Background: Waldenstrom macroglobulinemia (WM) also known as lymphoplasmacytic lymphoma , is a low-grade B-cell lymphoproliferative neoplasm characterized by small lymphocytes and monoclonal IgM gammopathy. Understanding its clinical characteristics and outcomes can inform better management and treatment strategies. This study aims to analyse the clinical characteristics and outcomes of patients with WM.
Methods: We utilized the National Inpatient Sample 2021 data, using survey-weighted techniques to estimate WM prevalence and outcomes. Descriptive statistics were calculated for demographics, comorbidities, and hospital characteristics. Socioeconomic status (SES) was determined using income quartiles with Q1 denoting high income and Q4 denoting lower income. These values are derived from ZIP Code-demographic data obtained from Claritas. Primary outcome was mortality of patients with WM and logistic regression identified factors associated with mortality. Secondary outcomes included hospital length of stay (LOS) and total hospitalization charges (TOTCHG).

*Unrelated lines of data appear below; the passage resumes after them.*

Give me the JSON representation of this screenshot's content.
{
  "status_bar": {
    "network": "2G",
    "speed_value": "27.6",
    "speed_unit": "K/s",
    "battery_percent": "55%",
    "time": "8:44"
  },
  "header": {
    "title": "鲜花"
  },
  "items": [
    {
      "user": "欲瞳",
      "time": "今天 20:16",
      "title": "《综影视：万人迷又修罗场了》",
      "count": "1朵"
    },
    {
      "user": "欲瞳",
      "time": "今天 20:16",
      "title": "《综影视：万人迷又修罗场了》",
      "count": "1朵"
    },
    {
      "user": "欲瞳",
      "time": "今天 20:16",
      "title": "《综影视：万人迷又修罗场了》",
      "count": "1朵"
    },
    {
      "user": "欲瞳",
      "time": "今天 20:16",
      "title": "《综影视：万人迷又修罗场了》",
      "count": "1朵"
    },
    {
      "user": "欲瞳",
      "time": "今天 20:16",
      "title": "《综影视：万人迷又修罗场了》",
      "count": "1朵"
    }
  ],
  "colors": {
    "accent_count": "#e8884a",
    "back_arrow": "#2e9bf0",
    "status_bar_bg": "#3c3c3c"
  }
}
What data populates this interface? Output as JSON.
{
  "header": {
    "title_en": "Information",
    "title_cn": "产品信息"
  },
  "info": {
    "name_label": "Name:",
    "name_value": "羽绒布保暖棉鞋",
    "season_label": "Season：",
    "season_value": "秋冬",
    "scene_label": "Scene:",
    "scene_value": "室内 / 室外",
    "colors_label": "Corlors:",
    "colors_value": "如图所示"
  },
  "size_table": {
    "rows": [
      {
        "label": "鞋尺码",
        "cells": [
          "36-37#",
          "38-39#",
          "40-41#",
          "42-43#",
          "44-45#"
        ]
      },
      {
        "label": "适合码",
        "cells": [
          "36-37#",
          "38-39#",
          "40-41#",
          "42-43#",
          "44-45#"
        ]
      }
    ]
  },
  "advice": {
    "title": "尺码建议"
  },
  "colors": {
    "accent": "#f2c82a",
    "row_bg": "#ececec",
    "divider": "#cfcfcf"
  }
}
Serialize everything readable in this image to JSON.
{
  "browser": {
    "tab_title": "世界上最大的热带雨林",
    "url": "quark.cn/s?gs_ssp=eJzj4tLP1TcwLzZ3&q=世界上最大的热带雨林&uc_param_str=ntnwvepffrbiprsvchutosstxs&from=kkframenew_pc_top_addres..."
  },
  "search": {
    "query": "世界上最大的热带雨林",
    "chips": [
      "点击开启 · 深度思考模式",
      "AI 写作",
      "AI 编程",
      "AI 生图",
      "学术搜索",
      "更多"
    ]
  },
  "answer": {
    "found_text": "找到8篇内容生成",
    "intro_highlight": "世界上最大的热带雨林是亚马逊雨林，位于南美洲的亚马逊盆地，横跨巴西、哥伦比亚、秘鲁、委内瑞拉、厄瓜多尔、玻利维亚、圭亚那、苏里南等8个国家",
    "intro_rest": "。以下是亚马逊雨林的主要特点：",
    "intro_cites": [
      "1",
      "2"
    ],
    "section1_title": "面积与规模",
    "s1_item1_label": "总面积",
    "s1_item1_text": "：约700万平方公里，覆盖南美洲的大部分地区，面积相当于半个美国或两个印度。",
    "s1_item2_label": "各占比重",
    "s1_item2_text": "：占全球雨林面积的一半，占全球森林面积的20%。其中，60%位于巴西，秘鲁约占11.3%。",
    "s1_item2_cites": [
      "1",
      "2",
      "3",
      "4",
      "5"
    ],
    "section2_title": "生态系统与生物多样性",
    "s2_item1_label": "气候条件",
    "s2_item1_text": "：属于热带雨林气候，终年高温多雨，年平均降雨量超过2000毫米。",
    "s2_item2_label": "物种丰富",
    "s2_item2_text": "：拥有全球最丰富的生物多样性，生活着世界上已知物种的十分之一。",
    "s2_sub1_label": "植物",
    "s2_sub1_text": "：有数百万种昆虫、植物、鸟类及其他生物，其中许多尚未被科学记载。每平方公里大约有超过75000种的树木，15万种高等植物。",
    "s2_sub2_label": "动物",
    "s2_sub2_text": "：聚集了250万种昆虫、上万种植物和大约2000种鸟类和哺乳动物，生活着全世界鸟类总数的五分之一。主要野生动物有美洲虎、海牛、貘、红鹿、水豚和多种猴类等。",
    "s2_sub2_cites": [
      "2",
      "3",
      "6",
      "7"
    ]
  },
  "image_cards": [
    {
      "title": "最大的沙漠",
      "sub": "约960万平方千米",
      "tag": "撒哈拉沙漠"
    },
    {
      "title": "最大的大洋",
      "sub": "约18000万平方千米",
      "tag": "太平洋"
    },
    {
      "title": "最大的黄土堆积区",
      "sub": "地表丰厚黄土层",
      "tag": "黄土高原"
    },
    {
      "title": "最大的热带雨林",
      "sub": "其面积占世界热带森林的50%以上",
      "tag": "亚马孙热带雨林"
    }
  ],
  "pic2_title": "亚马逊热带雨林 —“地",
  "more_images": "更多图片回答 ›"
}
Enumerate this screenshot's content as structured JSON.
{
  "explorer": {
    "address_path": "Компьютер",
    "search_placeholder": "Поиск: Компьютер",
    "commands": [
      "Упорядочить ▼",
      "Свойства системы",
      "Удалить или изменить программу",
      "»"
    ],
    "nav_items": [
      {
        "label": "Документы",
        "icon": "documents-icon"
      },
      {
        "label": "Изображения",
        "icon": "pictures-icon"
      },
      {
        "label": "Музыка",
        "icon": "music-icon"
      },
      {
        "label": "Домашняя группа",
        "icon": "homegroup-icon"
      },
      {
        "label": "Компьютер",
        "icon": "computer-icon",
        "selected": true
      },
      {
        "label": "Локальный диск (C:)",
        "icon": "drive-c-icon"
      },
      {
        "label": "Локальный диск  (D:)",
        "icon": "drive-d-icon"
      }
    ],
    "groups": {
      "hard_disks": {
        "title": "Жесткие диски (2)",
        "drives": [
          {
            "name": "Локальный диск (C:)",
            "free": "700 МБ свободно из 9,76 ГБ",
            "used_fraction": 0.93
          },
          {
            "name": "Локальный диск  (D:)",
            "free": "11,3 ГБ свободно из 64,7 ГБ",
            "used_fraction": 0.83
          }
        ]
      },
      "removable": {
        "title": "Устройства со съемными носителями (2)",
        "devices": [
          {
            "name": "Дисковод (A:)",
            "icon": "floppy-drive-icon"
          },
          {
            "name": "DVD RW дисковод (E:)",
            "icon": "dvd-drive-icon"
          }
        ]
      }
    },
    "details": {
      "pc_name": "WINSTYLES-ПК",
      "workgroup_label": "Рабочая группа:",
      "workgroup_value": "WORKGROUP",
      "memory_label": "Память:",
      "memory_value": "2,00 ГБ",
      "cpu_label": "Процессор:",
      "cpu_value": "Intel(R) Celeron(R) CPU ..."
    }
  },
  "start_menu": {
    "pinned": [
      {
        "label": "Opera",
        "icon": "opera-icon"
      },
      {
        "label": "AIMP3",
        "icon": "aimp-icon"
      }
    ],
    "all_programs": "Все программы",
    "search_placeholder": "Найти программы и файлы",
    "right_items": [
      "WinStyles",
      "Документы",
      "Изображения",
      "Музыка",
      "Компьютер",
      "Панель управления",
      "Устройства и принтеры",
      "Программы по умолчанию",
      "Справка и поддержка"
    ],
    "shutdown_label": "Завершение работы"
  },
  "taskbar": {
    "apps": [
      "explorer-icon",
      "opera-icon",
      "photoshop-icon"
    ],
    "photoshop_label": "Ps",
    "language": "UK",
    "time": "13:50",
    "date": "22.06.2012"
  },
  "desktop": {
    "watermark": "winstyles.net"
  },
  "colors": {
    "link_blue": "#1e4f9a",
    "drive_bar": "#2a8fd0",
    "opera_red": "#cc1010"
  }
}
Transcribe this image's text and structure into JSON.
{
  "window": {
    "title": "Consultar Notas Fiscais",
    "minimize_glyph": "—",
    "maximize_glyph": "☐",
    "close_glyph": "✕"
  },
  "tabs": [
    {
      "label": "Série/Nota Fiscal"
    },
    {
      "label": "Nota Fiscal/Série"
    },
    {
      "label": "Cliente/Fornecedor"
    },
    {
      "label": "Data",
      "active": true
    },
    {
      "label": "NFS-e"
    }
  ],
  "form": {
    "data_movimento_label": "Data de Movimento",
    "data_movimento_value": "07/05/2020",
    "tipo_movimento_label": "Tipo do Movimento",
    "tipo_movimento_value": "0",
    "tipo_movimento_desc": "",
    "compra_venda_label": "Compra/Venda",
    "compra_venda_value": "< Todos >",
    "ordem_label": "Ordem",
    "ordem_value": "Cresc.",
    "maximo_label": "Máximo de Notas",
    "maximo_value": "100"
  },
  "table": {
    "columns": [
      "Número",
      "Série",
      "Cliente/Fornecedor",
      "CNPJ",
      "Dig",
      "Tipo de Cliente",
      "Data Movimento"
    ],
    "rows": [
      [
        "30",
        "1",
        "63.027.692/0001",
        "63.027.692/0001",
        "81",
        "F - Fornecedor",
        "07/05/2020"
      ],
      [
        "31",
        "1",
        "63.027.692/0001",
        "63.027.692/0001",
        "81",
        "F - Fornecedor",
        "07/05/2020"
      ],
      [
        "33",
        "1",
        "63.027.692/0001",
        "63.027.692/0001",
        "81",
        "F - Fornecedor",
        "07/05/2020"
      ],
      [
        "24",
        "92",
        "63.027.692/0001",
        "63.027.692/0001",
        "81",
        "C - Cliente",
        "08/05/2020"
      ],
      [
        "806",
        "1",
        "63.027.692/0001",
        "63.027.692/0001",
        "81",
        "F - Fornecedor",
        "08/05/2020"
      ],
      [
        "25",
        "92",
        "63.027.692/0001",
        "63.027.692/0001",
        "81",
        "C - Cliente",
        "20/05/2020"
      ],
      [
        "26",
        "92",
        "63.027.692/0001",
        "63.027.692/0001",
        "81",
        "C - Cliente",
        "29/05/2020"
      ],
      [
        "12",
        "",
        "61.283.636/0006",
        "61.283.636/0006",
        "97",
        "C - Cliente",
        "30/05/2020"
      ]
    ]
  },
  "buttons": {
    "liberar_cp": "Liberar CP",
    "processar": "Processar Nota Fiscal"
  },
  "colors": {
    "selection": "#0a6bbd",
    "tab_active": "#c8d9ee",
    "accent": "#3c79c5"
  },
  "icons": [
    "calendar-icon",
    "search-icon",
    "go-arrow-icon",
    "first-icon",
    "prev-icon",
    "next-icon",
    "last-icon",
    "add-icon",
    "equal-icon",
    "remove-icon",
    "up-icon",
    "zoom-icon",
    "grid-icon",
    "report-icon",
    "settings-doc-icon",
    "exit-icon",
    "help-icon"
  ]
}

Results: The estimated total number of WM admissions was 9,860 during the study period. Among WM patients, 55.9% were male, and the mean age was 74.75 years. Majority of the patients were Whites (83.6%) followed by Black patients (6.7%), Hispanic (5.4%) and Asian/Pacific Islander (2.5%). Majority of the patients had increased comorbidities as evidenced by Charlson Comorbidity Index (CCI) score of 3 or higher (76.2%). Patients were distributed across income quartiles, with 18.6% in the lowest and 33.9% in the highest quartile. The majority of WM patients were treated in hospitals located in the South (54.6%), followed by the Midwest (24.4%) and the Northeast (21.5%).
The disease-specific mortality rate was 5.5% (95% CI: 4.5% - 6.5%). Higher CCI score (OR: 1.156, p= 0.001), and lower SES/low-income quartile (OR Q2: 0.457, p= 0.009; Q4: 0.563, p= 0.034) were significantly associated with mortality. Age, race, gender and hospital region were not significant predictors of mortality. The mean LOS was 6.45 days +/- add the range. Higher age (β: -0.038, p= 0.020) and higher CCI score (β: 0.253, p= 0.002) were significant predictors of LOS. The mean TOTCHG was $88,828 (range: $81,071 - $96,584). Factors associated with higher TOTCHG included higher age (β: -$1,416, p=0.001), treatment in teaching hospitals (β: $26,624, p<0.001), and large hospital bed size (β: $31,249, p<0.001).
Conclusion: Our study showed that WM patients with higher comorbidities and lower SES had higher mortality rates when admitted to hospitals. Additionally, higher age and comorbidities significantly impacted the length of stay. Higher age, treatment in teaching hospitals and large hospital bed size significantly affected hospitalisation costs. Greater care should be given to these specific patient groups to improve clinical outcomes for WM and reduce healthcare costs in the US.
No relevant conflicts of interest to declare.